Ich halte Wawrinka für einen hervorragenden Tennisspieler und fiebere öfters mit ihm mit. Aber sein Fan würde ich nie. Ich bin aber auch sonst von niemandem Fan ausser von Federer. Natürlich bekäme Wawrinka mehr Aufmerksamkeit und Achtung, wenn es Federer nicht gäbe. Das ist einfach Pech, freilich nicht seines allein. Nadal wäre auch längst der beste Tennisspieler der Geschichte, wenn es Federer nicht gäbe. Der Schatten eines grossen Königs ist halt lang.

Federer ist der beliebteste Schweizer Werbeträger. Er wirbt für Schoggi, für eine Versicherung, für eine Grossbank, für eine Uhrenfirma, für Kaffeemaschinen, für vieles mehr. Macht ihn das nicht etwas unsympathisch? Oder ist er als Archetyp für die "famose Swissness", wie sie es nennen, einfach zu gut, um auf ihn zu verzichten?

Ich verstehe zu wenig von Werbung um zu beurteilen, ob Federer den Konsumenten als Werbeträger schon auf die Nerven geht. Ich halte es für verständlich und rational, dass in- und ausländische Firmen an seiner aussergewöhnlichen Aura teilhaben wollen. Immerhin ist er der einzige genuine Weltstar, made in Switzerland.
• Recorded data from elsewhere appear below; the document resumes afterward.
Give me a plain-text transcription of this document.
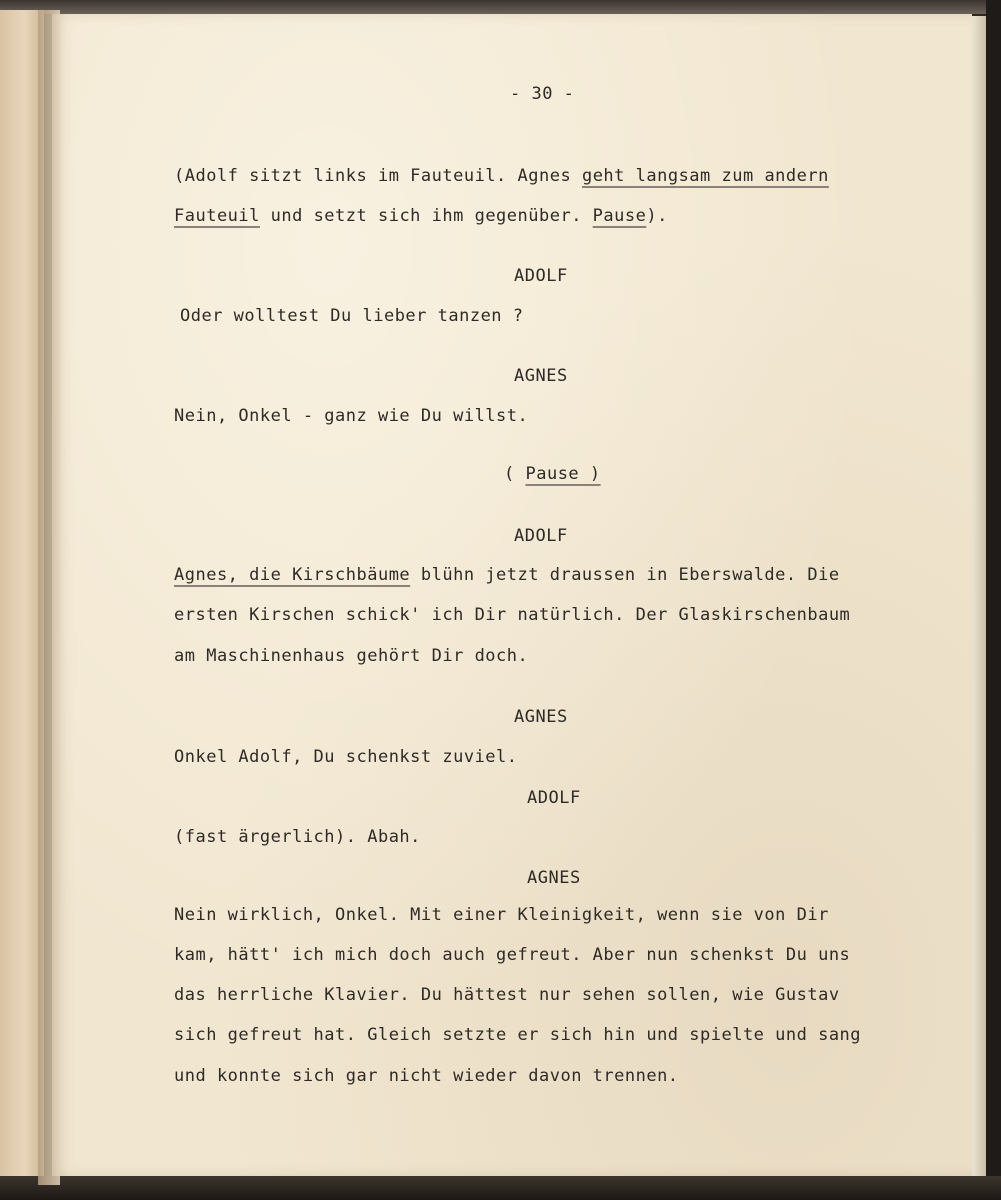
- 30 -
(Adolf sitzt links im Fauteuil. Agnes geht langsam zum andern
Fauteuil und setzt sich ihm gegenüber. Pause).
ADOLF
Oder wolltest Du lieber tanzen ?
AGNES
Nein, Onkel - ganz wie Du willst.
( Pause )
ADOLF
Agnes, die Kirschbäume blühn jetzt draussen in Eberswalde. Die
ersten Kirschen schick' ich Dir natürlich. Der Glaskirschenbaum
am Maschinenhaus gehört Dir doch.
AGNES
Onkel Adolf, Du schenkst zuviel.
ADOLF
(fast ärgerlich). Abah.
AGNES
Nein wirklich, Onkel. Mit einer Kleinigkeit, wenn sie von Dir
kam, hätt' ich mich doch auch gefreut. Aber nun schenkst Du uns
das herrliche Klavier. Du hättest nur sehen sollen, wie Gustav
sich gefreut hat. Gleich setzte er sich hin und spielte und sang
und konnte sich gar nicht wieder davon trennen.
Waren Sie eigentlich überrascht wie einfach ihm der Durchmarsch am diesjährigen Masters dann plötzlich wieder fiel?

Aufgrund der erfolgreichen Vorbereitung mit den Siegen in Basel und Paris und der Tatsache, dass die World Tour Finals ein Hallenturnier sind, wo Federer immer besonders stark spielt, sowie der absteigenden Formkurve seiner stärksten Rivalen habe ich erwartet (und gehofft), dass er das Endjahresturnier erneut gewinnen wird. Einfach war es aber nicht.

Wie würden Sie den momentanen Status Ihrer Liebe zu Federer charakterisieren?

Reif, geläutert, dankbar.

Welches Thema wird Ihr nächstes Buch haben?

Keine Ahnung, ob ich nochmals ein Buch schreiben werde.